The reason for the title "Cascading content" is because as this technique is applied in more and more related articles, a cascading pattern emerges. For example, the article Philosophy may pull material from Ethics which may pull material from Meta-ethics, and so on.

Sometimes we don't want to transclude an article's lead section of an article, but rather a body section of the article. For example, maybe we have an article with a section about the history of metaphysics and we want to transclude the History section of the article Metaphysics, rather than the lead section. For such cases, the template {{extract}} has a second parameter where we may specify the title of the section that we want to transclude, like so: {{Extract|Metaphysics|History}}

Technical considerations[edit]

Unwanted elements[edit]

Sometimes the article whose lead section we want to transclude is preceded by templates like {{other uses}} that are irrelevant in the transcluding section, or by infoboxes or images that for some reason or another, we don't want to transclude. In such cases, we can wrap the content that we do want to transclude with the tags <section begin=intro /> y <section end=intro /> and the template {{extract}} will transclude the content within the tags, rather than the full lead section.

Self links[edit]

When an article links to itself, the link is shown in bold rather than blue (for example this is a link to this very page). This feature of the software can become undesirable when we transclude a lead section that contains a link to the transcluding article. For example, the lead section of the article Ethics may contain a link to Philosophy, so if we transclude it, the link will be shown in bold. This problem can be avoided through redirects. For example, if the article Ethics links to Philosophic instead of Philosophy, the link will be shown blue, even if it redirects to Philosophy. This annoying issue may receive a technical fix in the future if this technique becomes widespread.


Sometimes a reference in the transcluded article has the same name as another reference in the transcluding article. This may cause a reference name conflict and error.
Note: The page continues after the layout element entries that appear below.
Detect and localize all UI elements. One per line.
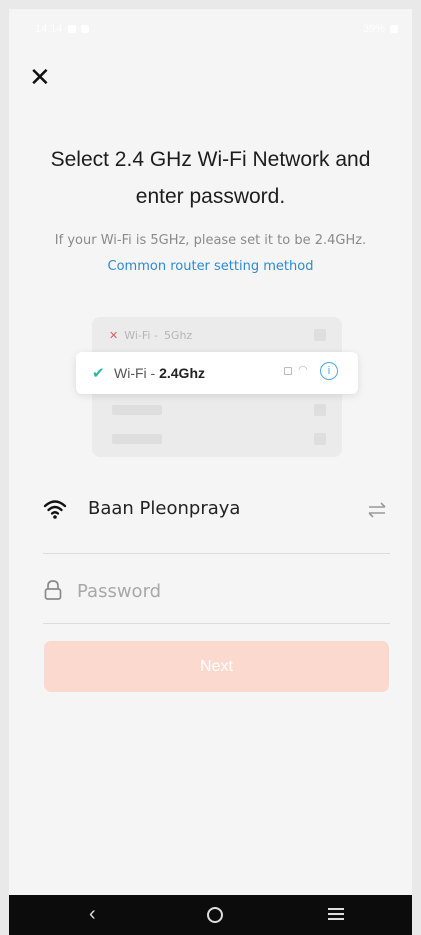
illustration-placeholder (314, 329, 326, 341)
notification-icon (80, 25, 89, 33)
illustration-placeholder (112, 434, 162, 444)
illustration-placeholder (314, 404, 326, 416)
illustration-5ghz-band: 5Ghz (163, 328, 193, 342)
notification-icon (67, 25, 76, 33)
app-screen: 14:14 39% ✕ Select 2.4 GHz Wi-Fi Network… (9, 9, 412, 935)
switch-network-icon[interactable] (366, 502, 388, 518)
illustration-24ghz-label: Wi-Fi - 2.4Ghz (114, 365, 205, 381)
illustration-placeholder (112, 405, 162, 415)
close-button[interactable]: ✕ (29, 62, 53, 92)
page-title: Select 2.4 GHz Wi-Fi Network and enter p… (50, 148, 371, 208)
illustration-row-24ghz: ✔ Wi-Fi - 2.4Ghz ◠ i (76, 352, 358, 394)
home-icon[interactable] (207, 907, 223, 923)
illustration-24ghz-prefix: Wi-Fi - (114, 365, 160, 381)
illustration-row-5ghz: ✕ Wi-Fi - 5Ghz (109, 325, 192, 345)
close-icon: ✕ (29, 62, 51, 92)
illustration-placeholder (314, 433, 326, 445)
lock-mini-icon (284, 367, 292, 375)
cross-icon: ✕ (109, 328, 119, 342)
status-right: 39% (363, 23, 398, 35)
next-button[interactable]: Next (44, 641, 389, 692)
network-name: Baan Pleonpraya (88, 498, 241, 519)
illustration-5ghz-prefix: Wi-Fi - (124, 328, 158, 342)
battery-icon (390, 25, 398, 33)
lock-icon (44, 580, 62, 600)
back-icon[interactable]: ‹ (89, 903, 96, 926)
battery-level: 39% (362, 23, 385, 35)
system-nav-bar: ‹ (9, 895, 412, 935)
info-icon: i (320, 362, 338, 380)
status-bar: 14:14 39% (9, 9, 412, 49)
wifi-icon (43, 500, 67, 519)
status-time: 14:14 (35, 23, 63, 35)
check-icon: ✔ (92, 365, 105, 382)
menu-icon[interactable] (328, 908, 344, 923)
divider (43, 623, 390, 624)
illustration-24ghz-band: 2.4Ghz (159, 365, 205, 381)
status-left: 14:14 (35, 23, 89, 35)
wifi-mini-icon: ◠ (298, 364, 308, 376)
divider (43, 553, 390, 554)
router-setting-link[interactable]: Common router setting method (19, 259, 402, 274)
password-input[interactable] (75, 576, 369, 606)
page-subtitle: If your Wi-Fi is 5GHz, please set it to … (54, 233, 367, 248)
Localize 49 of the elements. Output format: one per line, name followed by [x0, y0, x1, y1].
To solve this, simply rename one of the references.

In other cases, the body of the reference may be in some other part of the transcluded article, and the lead section may only be citing it, in which case the transcluding article will show an "unknown reference" error. To solve this, simply move the body of the reference to the section to be transcluded. If the original article from which you are transcluding consistently uses list-defined references (all reference citations are collected at the bottom of the article), the reference material should be left where it is in that article, and a copy of the reference citation put into the references section of the transcluding article.